Carol de Giere: I wanted to have you talk about what it’s like to work on a really long piece, and particularly with this creative concern of moving between the big forest and the trees. In your case you’re working on an individual song, but you have to keep in mind the entire piece: the musical, the opera, and the whole storyline. And you’ve quoted before from Tom Jones who wrote a book called Making Musicals. He said, “Everything is more important than anything.” So why do you think that’s true with operas and musicals. [Read all about books like Making Musicals on MusicalWriters.com]

Stephen Schwartz: I think it’s true for any dramatic work, whether it’s musical theatre or opera or musical movie or whatever. You can’t fall in love with any piece of it if it’s not serving the whole, which is what I think Tom Jones means by that. That’s why sometimes the best songs get cut from a musical because they’re not serving the whole story and the whole dramatic structure.

Carol de Giere: How do you find that out? You just watch it over time? I mean because you’re working in the part, but then…?

Stephen Schwartz: Yeah, exactly right. I think that you sort of go into this little section and you try to do something that will work for that particular moment, and of course you keep in mind the overall structure, but sometimes you’re wrong.
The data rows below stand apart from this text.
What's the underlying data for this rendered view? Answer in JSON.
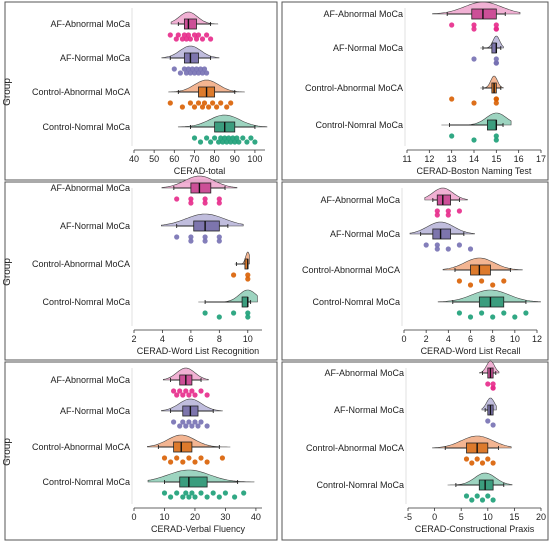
{
  "colors": {
    "group_colors": [
      "#e7298a",
      "#7570b3",
      "#d95f02",
      "#1b9e77"
    ],
    "violin_fills": [
      "#f0a9cf",
      "#b9b6d9",
      "#f2ad86",
      "#92cfb9"
    ],
    "box_fills": [
      "#cc4f97",
      "#7d75ad",
      "#dd7a2c",
      "#3b9d7e"
    ],
    "frame": "#555555"
  },
  "chart_data": [
    {
      "type": "raincloud",
      "panel": "top-left",
      "xlabel": "CERAD-total",
      "ylabel": "Group",
      "xlim": [
        40,
        105
      ],
      "xticks": [
        40,
        50,
        60,
        70,
        80,
        90,
        100
      ],
      "groups": [
        {
          "name": "AF-Abnormal MoCa",
          "box": [
            62,
            65,
            67,
            71,
            78
          ],
          "points": [
            58,
            61,
            62,
            64,
            65,
            66,
            67,
            68,
            70,
            71,
            72,
            74,
            76,
            78
          ]
        },
        {
          "name": "AF-Normal MoCa",
          "box": [
            58,
            65,
            68,
            72,
            78
          ],
          "points": [
            60,
            63,
            65,
            66,
            67,
            68,
            69,
            70,
            71,
            72,
            73,
            74,
            75,
            76
          ]
        },
        {
          "name": "Control-Abnormal MoCA",
          "box": [
            62,
            72,
            76,
            80,
            90
          ],
          "points": [
            58,
            64,
            68,
            70,
            72,
            74,
            75,
            77,
            79,
            81,
            83,
            86,
            88
          ]
        },
        {
          "name": "Control-Nomral MoCa",
          "box": [
            68,
            80,
            85,
            90,
            100
          ],
          "points": [
            70,
            73,
            76,
            78,
            80,
            82,
            83,
            84,
            85,
            86,
            87,
            88,
            89,
            90,
            91,
            92,
            94,
            96,
            98,
            100
          ]
        }
      ]
    },
    {
      "type": "raincloud",
      "panel": "top-right",
      "xlabel": "CERAD-Boston Naming Test",
      "ylabel": "",
      "xlim": [
        11,
        17
      ],
      "xticks": [
        11,
        12,
        13,
        14,
        15,
        16,
        17
      ],
      "groups": [
        {
          "name": "AF-Abnormal MoCa",
          "box": [
            12.8,
            13.9,
            14.4,
            15,
            15.4
          ],
          "points": [
            13,
            14,
            14,
            15,
            15,
            15
          ]
        },
        {
          "name": "AF-Normal MoCa",
          "box": [
            14.4,
            14.8,
            15,
            15,
            15.2
          ],
          "points": [
            14,
            15,
            15,
            15
          ]
        },
        {
          "name": "Control-Abnormal MoCA",
          "box": [
            14.4,
            14.8,
            14.9,
            15,
            15.2
          ],
          "points": [
            13,
            14,
            15,
            15,
            15
          ]
        },
        {
          "name": "Control-Nomral MoCa",
          "box": [
            12.9,
            14.6,
            15,
            15,
            15.3
          ],
          "points": [
            13,
            14,
            15,
            15
          ]
        }
      ]
    },
    {
      "type": "raincloud",
      "panel": "middle-left",
      "xlabel": "CERAD-Word List Recognition",
      "ylabel": "Group",
      "xlim": [
        2,
        11
      ],
      "xticks": [
        2,
        4,
        6,
        8,
        10
      ],
      "groups": [
        {
          "name": "AF-Abnormal MoCa",
          "box": [
            4.8,
            6,
            6.6,
            7.4,
            8.4
          ],
          "points": [
            5,
            6,
            6,
            7,
            7,
            8,
            8
          ]
        },
        {
          "name": "AF-Normal MoCa",
          "box": [
            5,
            6.2,
            7,
            8,
            8.6
          ],
          "points": [
            5,
            6,
            6,
            7,
            7,
            8,
            8
          ]
        },
        {
          "name": "Control-Abnormal MoCA",
          "box": [
            9.2,
            9.8,
            10,
            10,
            10
          ],
          "points": [
            9,
            10,
            10
          ]
        },
        {
          "name": "Control-Nomral MoCa",
          "box": [
            7,
            9.6,
            10,
            10,
            10.2
          ],
          "points": [
            7,
            8,
            9,
            10,
            10
          ]
        }
      ]
    },
    {
      "type": "raincloud",
      "panel": "middle-right",
      "xlabel": "CERAD-Word List Recall",
      "ylabel": "",
      "xlim": [
        0,
        12
      ],
      "xticks": [
        0,
        2,
        4,
        6,
        8,
        10,
        12
      ],
      "groups": [
        {
          "name": "AF-Abnormal MoCa",
          "box": [
            2.6,
            3,
            3.5,
            4.2,
            5
          ],
          "points": [
            3,
            3,
            4,
            4,
            5
          ]
        },
        {
          "name": "AF-Normal MoCa",
          "box": [
            1.5,
            2.6,
            3.3,
            4.2,
            5.4
          ],
          "points": [
            2,
            3,
            3,
            4,
            5,
            6
          ]
        },
        {
          "name": "Control-Abnormal MoCA",
          "box": [
            4.6,
            6,
            6.8,
            7.8,
            9.6
          ],
          "points": [
            5,
            6,
            7,
            8,
            9
          ]
        },
        {
          "name": "Control-Nomral MoCa",
          "box": [
            4.4,
            6.8,
            7.8,
            9,
            11
          ],
          "points": [
            5,
            6,
            7,
            8,
            9,
            10,
            11
          ]
        }
      ]
    },
    {
      "type": "raincloud",
      "panel": "bottom-left",
      "xlabel": "CERAD-Verbal Fluency",
      "ylabel": "Group",
      "xlim": [
        0,
        42
      ],
      "xticks": [
        0,
        10,
        20,
        30,
        40
      ],
      "groups": [
        {
          "name": "AF-Abnormal MoCa",
          "box": [
            12,
            15,
            17,
            19,
            22
          ],
          "points": [
            13,
            14,
            15,
            16,
            17,
            18,
            19,
            20,
            22,
            24
          ]
        },
        {
          "name": "AF-Normal MoCa",
          "box": [
            12,
            16,
            18.5,
            21,
            26
          ],
          "points": [
            13,
            15,
            16,
            17,
            18,
            19,
            20,
            21,
            22,
            24
          ]
        },
        {
          "name": "Control-Abnormal MoCA",
          "box": [
            8,
            13,
            15.5,
            19,
            28
          ],
          "points": [
            10,
            12,
            14,
            16,
            18,
            20,
            22,
            24,
            29
          ]
        },
        {
          "name": "Control-Nomral MoCa",
          "box": [
            10,
            15,
            18,
            24,
            34
          ],
          "points": [
            10,
            12,
            14,
            16,
            17,
            18,
            19,
            20,
            22,
            24,
            26,
            28,
            30,
            33,
            36
          ]
        }
      ]
    },
    {
      "type": "raincloud",
      "panel": "bottom-right",
      "xlabel": "CERAD-Constructional Praxis",
      "ylabel": "",
      "xlim": [
        -5,
        20
      ],
      "xticks": [
        -5,
        0,
        5,
        10,
        15,
        20
      ],
      "groups": [
        {
          "name": "AF-Abnormal MoCa",
          "box": [
            9,
            10,
            10.5,
            11,
            11.5
          ],
          "points": [
            10,
            11,
            11,
            11
          ]
        },
        {
          "name": "AF-Normal MoCa",
          "box": [
            9.5,
            10,
            10.5,
            11,
            11
          ],
          "points": [
            10,
            11
          ]
        },
        {
          "name": "Control-Abnormal MoCA",
          "box": [
            2,
            6,
            8,
            10,
            12
          ],
          "points": [
            6,
            7,
            8,
            9,
            10,
            11
          ]
        },
        {
          "name": "Control-Nomral MoCa",
          "box": [
            4,
            8.4,
            9.5,
            11,
            13
          ],
          "points": [
            6,
            7,
            8,
            9,
            10,
            11
          ]
        }
      ]
    }
  ]
}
And then when you step back and you hear it within the whole context, it doesn’t work, and then you have to lose it or change it.

Carol de Giere: Is that one reason why testing your work along the way is so important?

Seance on a Wet Afternoon opera logo

Stephen Schwartz's first opera, Seance on a Wet Afternoon

Stephen Schwartz: Absolutely. I mean for me it is. For instance with the opera now, I’m simply trying to get through a first draft of the first act, and I have no idea what this is going to sound like and feel like when it’s all put together. Obviously I know what the individual pieces are going to sound like, but what the cumulative effect is going to be, I have no idea.

And once I get through this draft, then I’m going to do a workshop where I’ll hear the first act, and I’m sure there are going to be a lot of unpleasant discoveries and rude awakenings, and then maybe there will be some stuff that works better than I anticipate. Obviously I’m trying to keep the whole in mind, and I tend to write motifically anyway, so there are things that keep recurring and themes that get reused and sometimes they’re sung and sometimes they’re played in what will be the orchestra while the character is singing something else, and the fact that motif is occurring gives you information about the emotional state of the character, and all that stuff.

Obviously that’s not accidental that that happens, but it’s very hard, at least for me, to have a real perception of what the cumulative effect of an entire act is until I hear it.